Net neutrality has been a prevailing issue since the dawn of the internet and the creation of high speed internet access. Internet Service Providers (ISP), such as Verizon, have the capabilities of providing faster internet speeds to customers who are willing to pay higher prices, which would create a huge gap between services of the haves and have nots.
The FCC has recognized this possibility and in December of 2010 issued an Open Internet Order, an 87-page set of instructions directing ISP’s not to block or to unreasonably discriminate against any type of Internet traffic deemed not harmful to the system. The only exception is “reasonable network management,” which allows companies to do what needs to be done to keep their network running. While incidences of discrimination are little, totaling to about six documented occurrences, the potential for abuse is even more troubling. Without net neutrality, big companies, such as Google and Facebook, have the resources to fund faster broadband connections and bring a better service to individuals. This would threaten similar and smaller companies from competing with these big companies, because they will be unable to provide the same services to individuals at comparable speeds. Effectively, this would prevent innovation and creativity by preventing people from starting online businesses.

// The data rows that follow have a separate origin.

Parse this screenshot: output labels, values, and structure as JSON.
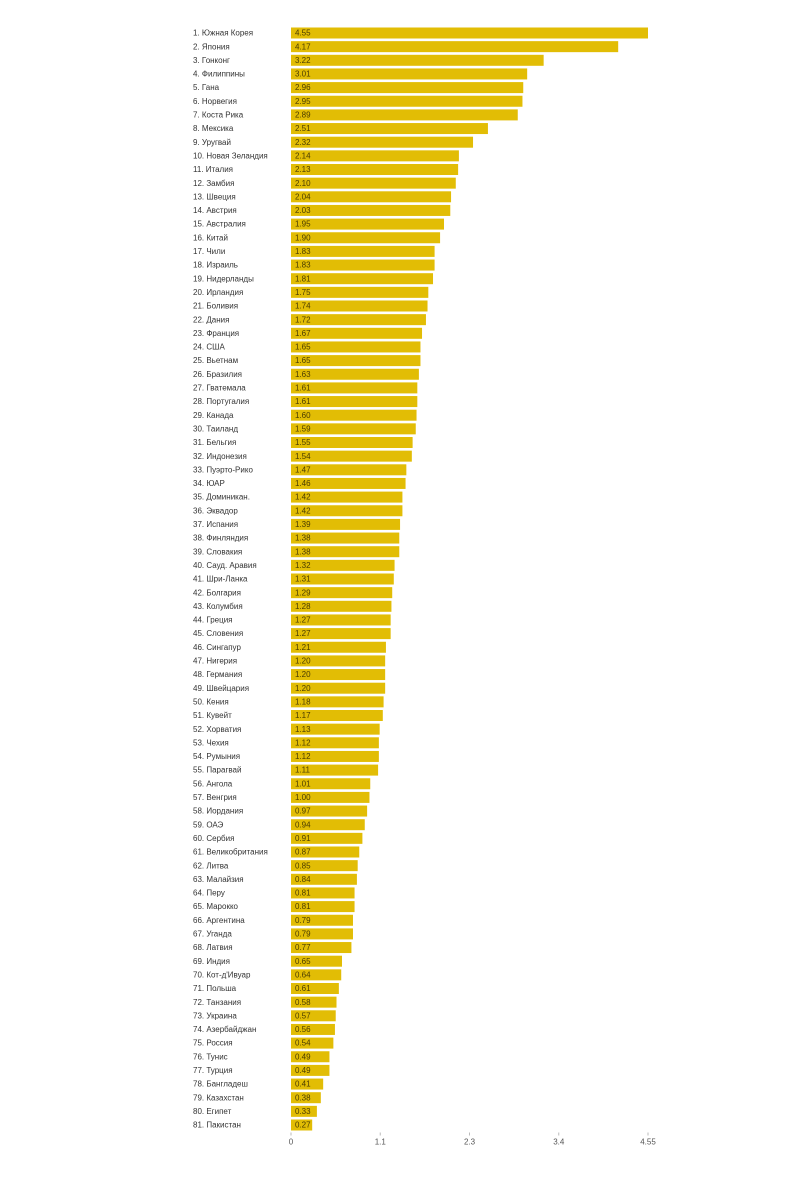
{
  "chart_data": {
    "type": "bar",
    "orientation": "horizontal",
    "color": "#e2bd05",
    "categories": [
      "1. Южная Корея",
      "2. Япония",
      "3. Гонконг",
      "4. Филиппины",
      "5. Гана",
      "6. Норвегия",
      "7. Коста Рика",
      "8. Мексика",
      "9. Уругвай",
      "10. Новая Зеландия",
      "11. Италия",
      "12. Замбия",
      "13. Швеция",
      "14. Австрия",
      "15. Австралия",
      "16. Китай",
      "17. Чили",
      "18. Израиль",
      "19. Нидерланды",
      "20. Ирландия",
      "21. Боливия",
      "22. Дания",
      "23. Франция",
      "24. США",
      "25. Вьетнам",
      "26. Бразилия",
      "27. Гватемала",
      "28. Португалия",
      "29. Канада",
      "30. Таиланд",
      "31. Бельгия",
      "32. Индонезия",
      "33. Пуэрто-Рико",
      "34. ЮАР",
      "35. Доминикан.",
      "36. Эквадор",
      "37. Испания",
      "38. Финляндия",
      "39. Словакия",
      "40. Сауд. Аравия",
      "41. Шри-Ланка",
      "42. Болгария",
      "43. Колумбия",
      "44. Греция",
      "45. Словения",
      "46. Сингапур",
      "47. Нигерия",
      "48. Германия",
      "49. Швейцария",
      "50. Кения",
      "51. Кувейт",
      "52. Хорватия",
      "53. Чехия",
      "54. Румыния",
      "55. Парагвай",
      "56. Ангола",
      "57. Венгрия",
      "58. Иордания",
      "59. ОАЭ",
      "60. Сербия",
      "61. Великобритания",
      "62. Литва",
      "63. Малайзия",
      "64. Перу",
      "65. Марокко",
      "66. Аргентина",
      "67. Уганда",
      "68. Латвия",
      "69. Индия",
      "70. Кот-д'Ивуар",
      "71. Польша",
      "72. Танзания",
      "73. Украина",
      "74. Азербайджан",
      "75. Россия",
      "76. Тунис",
      "77. Турция",
      "78. Бангладеш",
      "79. Казахстан",
      "80. Египет",
      "81. Пакистан"
    ],
    "values": [
      4.55,
      4.17,
      3.22,
      3.01,
      2.96,
      2.95,
      2.89,
      2.51,
      2.32,
      2.14,
      2.13,
      2.1,
      2.04,
      2.03,
      1.95,
      1.9,
      1.83,
      1.83,
      1.81,
      1.75,
      1.74,
      1.72,
      1.67,
      1.65,
      1.65,
      1.63,
      1.61,
      1.61,
      1.6,
      1.59,
      1.55,
      1.54,
      1.47,
      1.46,
      1.42,
      1.42,
      1.39,
      1.38,
      1.38,
      1.32,
      1.31,
      1.29,
      1.28,
      1.27,
      1.27,
      1.21,
      1.2,
      1.2,
      1.2,
      1.18,
      1.17,
      1.13,
      1.12,
      1.12,
      1.11,
      1.01,
      1,
      0.97,
      0.94,
      0.91,
      0.87,
      0.85,
      0.84,
      0.81,
      0.81,
      0.79,
      0.79,
      0.77,
      0.65,
      0.64,
      0.61,
      0.58,
      0.57,
      0.56,
      0.54,
      0.49,
      0.49,
      0.41,
      0.38,
      0.33,
      0.27
    ],
    "value_labels": [
      "4.55",
      "4.17",
      "3.22",
      "3.01",
      "2.96",
      "2.95",
      "2.89",
      "2.51",
      "2.32",
      "2.14",
      "2.13",
      "2.10",
      "2.04",
      "2.03",
      "1.95",
      "1.90",
      "1.83",
      "1.83",
      "1.81",
      "1.75",
      "1.74",
      "1.72",
      "1.67",
      "1.65",
      "1.65",
      "1.63",
      "1.61",
      "1.61",
      "1.60",
      "1.59",
      "1.55",
      "1.54",
      "1.47",
      "1.46",
      "1.42",
      "1.42",
      "1.39",
      "1.38",
      "1.38",
      "1.32",
      "1.31",
      "1.29",
      "1.28",
      "1.27",
      "1.27",
      "1.21",
      "1.20",
      "1.20",
      "1.20",
      "1.18",
      "1.17",
      "1.13",
      "1.12",
      "1.12",
      "1.11",
      "1.01",
      "1.00",
      "0.97",
      "0.94",
      "0.91",
      "0.87",
      "0.85",
      "0.84",
      "0.81",
      "0.81",
      "0.79",
      "0.79",
      "0.77",
      "0.65",
      "0.64",
      "0.61",
      "0.58",
      "0.57",
      "0.56",
      "0.54",
      "0.49",
      "0.49",
      "0.41",
      "0.38",
      "0.33",
      "0.27"
    ],
    "xlim": [
      0,
      4.55
    ],
    "xticks": [
      0,
      {
        "value": 1.1375,
        "label": "1.1"
      },
      {
        "value": 2.275,
        "label": "2.3"
      },
      {
        "value": 3.4125,
        "label": "3.4"
      },
      4.55
    ]
  }
}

The fear of the FCC, and world governments, are not unfounded and the response has not been limited to the Untied States. European Countries, such as the Netherlands and France, have recognized the potential for abuse and instituted several governmental regulations to support net neutrality and give every customer equal access to the internet.
While oral arguments have already been presented to the United States Court of Appeals for the District of Colombia Circuit this week, rulings to uphold the Open Internet Order could go either way. If the FCC is to prevail, every customer will maintain equal access to online services; however, if Verizon gets a favorable ruling, ISP’s could potentially deepen the divide between the rich and poor consumers allowing better access to those who are willing and able to pay the money.
What do you think? Should governments regulate the internet at all or is the FCC going beyond its own authority? Does the potential discrimination pose unforeseen risks to smaller companies that want to provide similar services that bigger companies provide? Should the United States follow those of the international community who have instituted net neutrality regulations?